Qui suis-je?

Les attentats du vendredi
13 novembre à Paris resteront désormais dans l’esprit de tous et chacun. Ces malheureux événements ont touché le monde entier, le monde occidental et le monde libre.
Je suis né au Canada de père libanais et de mère syrienne de confession chrétienne, et je sens une certaine injustice mondiale de la part de notre société canadienne, de notre société occidentale et de nos médias. Le jeudi 12 novembre a eu lieu un attentat revendiqué par Daech au Liban, qui a tué 41 personnes et blessé 181 individus.
En avons-nous parlé? Presque pas, pour ne pas dire pas du tout. Seuls quelques articles par-ci, par-là. Les drapeaux ont-ils été mis en berne? Non. Peut-être aurait-il dû y avoir 100 morts libanais de plus pour les mettre en berne. Je ne suis pas en train de minimiser les actes de Paris pour donner plus de poids aux actes au Liban, mais seulement en train de déplorer les jugements de notre société occidentale.

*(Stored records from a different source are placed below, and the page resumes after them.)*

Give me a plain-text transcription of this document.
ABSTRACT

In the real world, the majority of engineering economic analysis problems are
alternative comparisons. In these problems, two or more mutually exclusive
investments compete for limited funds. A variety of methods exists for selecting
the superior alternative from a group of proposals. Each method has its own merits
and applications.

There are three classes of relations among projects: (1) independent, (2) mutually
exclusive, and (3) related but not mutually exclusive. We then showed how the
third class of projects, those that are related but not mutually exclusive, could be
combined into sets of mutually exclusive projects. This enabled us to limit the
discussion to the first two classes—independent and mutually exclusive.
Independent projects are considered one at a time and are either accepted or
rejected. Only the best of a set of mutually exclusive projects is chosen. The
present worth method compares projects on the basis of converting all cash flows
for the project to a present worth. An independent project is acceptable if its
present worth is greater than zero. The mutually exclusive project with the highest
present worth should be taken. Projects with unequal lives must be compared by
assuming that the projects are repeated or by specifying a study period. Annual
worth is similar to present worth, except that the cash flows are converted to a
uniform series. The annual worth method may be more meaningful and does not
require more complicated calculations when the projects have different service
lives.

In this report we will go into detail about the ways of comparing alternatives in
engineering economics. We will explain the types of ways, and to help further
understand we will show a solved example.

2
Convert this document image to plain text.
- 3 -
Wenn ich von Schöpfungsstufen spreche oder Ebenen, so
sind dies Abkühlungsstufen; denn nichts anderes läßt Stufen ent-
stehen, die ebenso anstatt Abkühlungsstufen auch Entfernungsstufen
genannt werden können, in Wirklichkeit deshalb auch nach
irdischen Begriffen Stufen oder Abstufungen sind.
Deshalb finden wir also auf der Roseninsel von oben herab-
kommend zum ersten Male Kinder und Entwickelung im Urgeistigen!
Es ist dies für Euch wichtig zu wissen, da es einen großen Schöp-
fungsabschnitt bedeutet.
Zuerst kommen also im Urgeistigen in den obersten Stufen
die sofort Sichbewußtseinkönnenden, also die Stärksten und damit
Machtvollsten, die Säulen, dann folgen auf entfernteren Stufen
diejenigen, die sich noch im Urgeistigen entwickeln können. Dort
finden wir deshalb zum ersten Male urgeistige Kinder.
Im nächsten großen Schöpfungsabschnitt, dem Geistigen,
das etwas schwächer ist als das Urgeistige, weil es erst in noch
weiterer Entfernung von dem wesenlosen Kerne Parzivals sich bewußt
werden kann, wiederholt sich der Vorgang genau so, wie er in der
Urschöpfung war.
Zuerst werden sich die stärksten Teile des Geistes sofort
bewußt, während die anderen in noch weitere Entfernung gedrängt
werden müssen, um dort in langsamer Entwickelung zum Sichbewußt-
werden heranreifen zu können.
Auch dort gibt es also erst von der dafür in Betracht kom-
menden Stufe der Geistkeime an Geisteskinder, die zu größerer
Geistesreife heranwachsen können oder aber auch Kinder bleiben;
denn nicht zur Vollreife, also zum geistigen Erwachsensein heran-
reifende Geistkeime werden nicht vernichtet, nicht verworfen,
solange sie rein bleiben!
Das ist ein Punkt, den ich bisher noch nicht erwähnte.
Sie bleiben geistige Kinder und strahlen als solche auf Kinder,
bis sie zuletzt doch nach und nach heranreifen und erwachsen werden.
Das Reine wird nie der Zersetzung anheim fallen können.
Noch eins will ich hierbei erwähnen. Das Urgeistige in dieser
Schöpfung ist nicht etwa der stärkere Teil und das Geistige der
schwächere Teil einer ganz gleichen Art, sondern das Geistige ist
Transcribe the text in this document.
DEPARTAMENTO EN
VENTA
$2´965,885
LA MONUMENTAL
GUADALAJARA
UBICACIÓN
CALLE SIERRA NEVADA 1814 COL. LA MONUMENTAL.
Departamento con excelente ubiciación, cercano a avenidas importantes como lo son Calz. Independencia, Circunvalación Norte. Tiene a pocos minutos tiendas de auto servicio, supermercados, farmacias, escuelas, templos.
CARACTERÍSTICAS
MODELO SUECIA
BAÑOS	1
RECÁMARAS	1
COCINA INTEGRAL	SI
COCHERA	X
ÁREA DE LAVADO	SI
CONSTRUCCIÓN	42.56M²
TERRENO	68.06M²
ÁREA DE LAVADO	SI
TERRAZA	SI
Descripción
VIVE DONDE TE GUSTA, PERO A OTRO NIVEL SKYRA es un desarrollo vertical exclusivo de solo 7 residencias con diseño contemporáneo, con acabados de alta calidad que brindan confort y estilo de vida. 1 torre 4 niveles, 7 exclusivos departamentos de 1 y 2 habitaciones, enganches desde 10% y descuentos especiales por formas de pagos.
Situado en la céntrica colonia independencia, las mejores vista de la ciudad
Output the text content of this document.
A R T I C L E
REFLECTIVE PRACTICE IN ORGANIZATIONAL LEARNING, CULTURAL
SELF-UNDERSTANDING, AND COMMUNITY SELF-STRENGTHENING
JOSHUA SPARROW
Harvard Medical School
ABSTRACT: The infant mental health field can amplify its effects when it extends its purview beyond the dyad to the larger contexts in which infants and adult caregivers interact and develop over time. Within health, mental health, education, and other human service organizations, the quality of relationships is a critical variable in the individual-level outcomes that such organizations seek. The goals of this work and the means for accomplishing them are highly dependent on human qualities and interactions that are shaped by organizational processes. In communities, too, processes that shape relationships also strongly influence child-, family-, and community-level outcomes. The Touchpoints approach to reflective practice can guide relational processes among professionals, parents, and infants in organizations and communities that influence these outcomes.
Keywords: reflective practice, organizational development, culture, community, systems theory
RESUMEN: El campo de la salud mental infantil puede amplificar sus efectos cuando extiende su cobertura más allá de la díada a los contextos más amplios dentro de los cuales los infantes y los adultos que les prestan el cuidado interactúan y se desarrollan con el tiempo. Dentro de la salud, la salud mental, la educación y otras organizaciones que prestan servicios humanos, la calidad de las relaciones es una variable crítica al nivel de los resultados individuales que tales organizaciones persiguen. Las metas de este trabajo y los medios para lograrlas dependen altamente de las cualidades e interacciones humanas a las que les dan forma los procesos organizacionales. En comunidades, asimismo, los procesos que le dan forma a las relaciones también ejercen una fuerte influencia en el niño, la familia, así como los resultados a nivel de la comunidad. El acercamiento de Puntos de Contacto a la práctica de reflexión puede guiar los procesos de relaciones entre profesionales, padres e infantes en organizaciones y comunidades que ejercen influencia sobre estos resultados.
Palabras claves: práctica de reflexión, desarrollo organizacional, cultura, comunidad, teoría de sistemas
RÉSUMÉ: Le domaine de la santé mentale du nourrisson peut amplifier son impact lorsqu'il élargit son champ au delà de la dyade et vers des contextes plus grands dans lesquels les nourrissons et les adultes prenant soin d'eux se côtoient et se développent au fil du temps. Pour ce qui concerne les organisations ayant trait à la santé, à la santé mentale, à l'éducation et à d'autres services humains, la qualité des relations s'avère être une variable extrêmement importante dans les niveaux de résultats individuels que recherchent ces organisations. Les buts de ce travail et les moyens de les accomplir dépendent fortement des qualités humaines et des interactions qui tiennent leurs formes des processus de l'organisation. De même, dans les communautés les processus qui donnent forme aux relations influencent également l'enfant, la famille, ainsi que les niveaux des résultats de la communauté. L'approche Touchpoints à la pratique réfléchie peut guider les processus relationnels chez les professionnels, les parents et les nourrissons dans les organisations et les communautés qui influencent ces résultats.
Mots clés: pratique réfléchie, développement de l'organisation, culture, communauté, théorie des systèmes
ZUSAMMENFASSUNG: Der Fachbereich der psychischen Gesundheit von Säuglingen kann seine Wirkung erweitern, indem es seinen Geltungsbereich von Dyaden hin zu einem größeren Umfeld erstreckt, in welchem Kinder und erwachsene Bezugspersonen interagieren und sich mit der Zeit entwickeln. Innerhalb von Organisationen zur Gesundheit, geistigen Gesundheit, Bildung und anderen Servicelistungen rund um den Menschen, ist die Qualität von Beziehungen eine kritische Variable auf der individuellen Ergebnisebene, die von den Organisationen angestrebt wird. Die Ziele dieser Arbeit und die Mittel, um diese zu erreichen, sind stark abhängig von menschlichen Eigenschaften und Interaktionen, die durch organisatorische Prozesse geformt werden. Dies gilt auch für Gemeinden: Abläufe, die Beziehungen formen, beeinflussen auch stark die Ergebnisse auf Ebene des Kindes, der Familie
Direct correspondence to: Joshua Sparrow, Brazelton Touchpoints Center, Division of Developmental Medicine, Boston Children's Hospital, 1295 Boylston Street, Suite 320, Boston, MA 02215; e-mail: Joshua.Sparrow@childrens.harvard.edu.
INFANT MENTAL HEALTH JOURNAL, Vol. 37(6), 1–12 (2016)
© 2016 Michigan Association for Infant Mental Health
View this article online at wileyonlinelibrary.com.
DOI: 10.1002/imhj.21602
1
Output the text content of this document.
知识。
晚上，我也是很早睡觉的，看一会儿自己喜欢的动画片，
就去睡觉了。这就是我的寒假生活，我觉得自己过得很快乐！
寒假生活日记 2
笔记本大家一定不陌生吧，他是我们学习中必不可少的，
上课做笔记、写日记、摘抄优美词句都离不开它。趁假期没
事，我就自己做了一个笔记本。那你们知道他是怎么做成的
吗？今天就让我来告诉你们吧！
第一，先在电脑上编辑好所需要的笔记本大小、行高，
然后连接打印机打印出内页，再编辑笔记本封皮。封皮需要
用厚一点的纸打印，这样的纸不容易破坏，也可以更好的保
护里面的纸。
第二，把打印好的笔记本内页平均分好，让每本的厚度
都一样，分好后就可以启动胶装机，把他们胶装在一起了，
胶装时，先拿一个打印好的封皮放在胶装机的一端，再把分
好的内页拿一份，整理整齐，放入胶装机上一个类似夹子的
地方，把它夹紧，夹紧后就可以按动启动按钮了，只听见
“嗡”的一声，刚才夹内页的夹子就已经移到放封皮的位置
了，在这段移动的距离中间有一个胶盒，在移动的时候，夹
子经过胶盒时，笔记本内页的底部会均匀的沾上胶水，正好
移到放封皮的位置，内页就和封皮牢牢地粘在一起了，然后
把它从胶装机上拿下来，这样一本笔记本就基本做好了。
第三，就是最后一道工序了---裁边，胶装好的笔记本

Je déplore quoi? Je déplore que la vie d’un Français, d’un Canadien, d’un Américain, d’un Occidental soit considérée visiblement par nous tous comme étant plus importante que la vie d’un Libanais, d’un Ivoirien, d’un Somalien, d’un Malien. Est-ce que nous devons comprendre que ces pauvres gens ne méritent pas l’attention médiatique autant que nous, Occidentaux, le méritons? Est-ce parce qu’en Syrie mourir est devenu «normal», selon notre société, que nous devons les oublier?
Injustement, sans même le savoir, nous prenons moins en considération la vie humaine d’un pauvre que d’un riche. Pourquoi la recherche d’une cure contre l’Ebola a-t-elle commencé, par hasard, au même moment où la maladie a touché un Américain et non pas avant? Pourquoi n’investissons-nous pas notre argent pour nourrir les familles souffrant de famine en Afrique plutôt que d’investir dans des CF-18? Nous aurons sauvé plusieurs milliers de jeunes dans le besoin, mais puisque nourrir des pauvres ne nous enrichit pas comme l’armement, alors enrichissons-nous et laissons mourir les pauvres. C’est tout cela que je déplore et que je continuerai à déplorer.
Est-ce que je suis Canadien?
Est-ce que je suis Charlie?
Est-ce que je suis Paris?
Est-ce que je suis Liban?
Est-ce que je suis Syrie?
Sommes-nous en alternance un pays, une ville, un journal, un continent? En faisant comme tel, un jour nous sommes Charlie et le lendemain paf… on change notre photo Facebook et on devient Paris jusqu’à ce qu’un autre attentat survienne.
Pour ma part, je ne suis ni Charlie ni Paris.
Je suis la Liberté, je suis la Démocratie, je suis la Paix, je suis Ouvert, et je suis le MONDE entier.
Je suis contre le terrorisme, contre les radicaux et contre toute forme de violence. Je suis toi, je suis vous et je suis moi tous les jours de l’année.
Je suis Nicolas Moughabghab.

Nicolas Moughabghab

Contaminés par la peur

Il est étonnant de lire les commentaires de certaines personnes sur les derniers événements qui se sont déroulés à Paris en lien avec l’accueil de réfugiés syriens au Canada. On constate que certains de ces commentaires sont totalement contaminés par la peur. Il est vrai que la peur constitue un mécanisme de survie chez les animaux aussi bien que chez les humains. Si la peur peut provoquer une mobilisation pour affronter un danger, elle peut aussi entraîner de la paralysie ou encore de l’évitement. Elle n’est alors qu’un réflexe qui nous empêche de réfléchir rationnellement. Oui, il y a un certain danger à accueillir des réfugiés syriens aussi rapidement avec tout ce qui se passe au Moyen-Orient, autant en Irak, en Libye, en Syrie qu’en Israël. Mais est-ce que nous ne pourrions pas réfléchir rationnellement à ce que nous pouvons faire comme population et comme individus pour diminuer les risques sans tomber dans la paranoïa?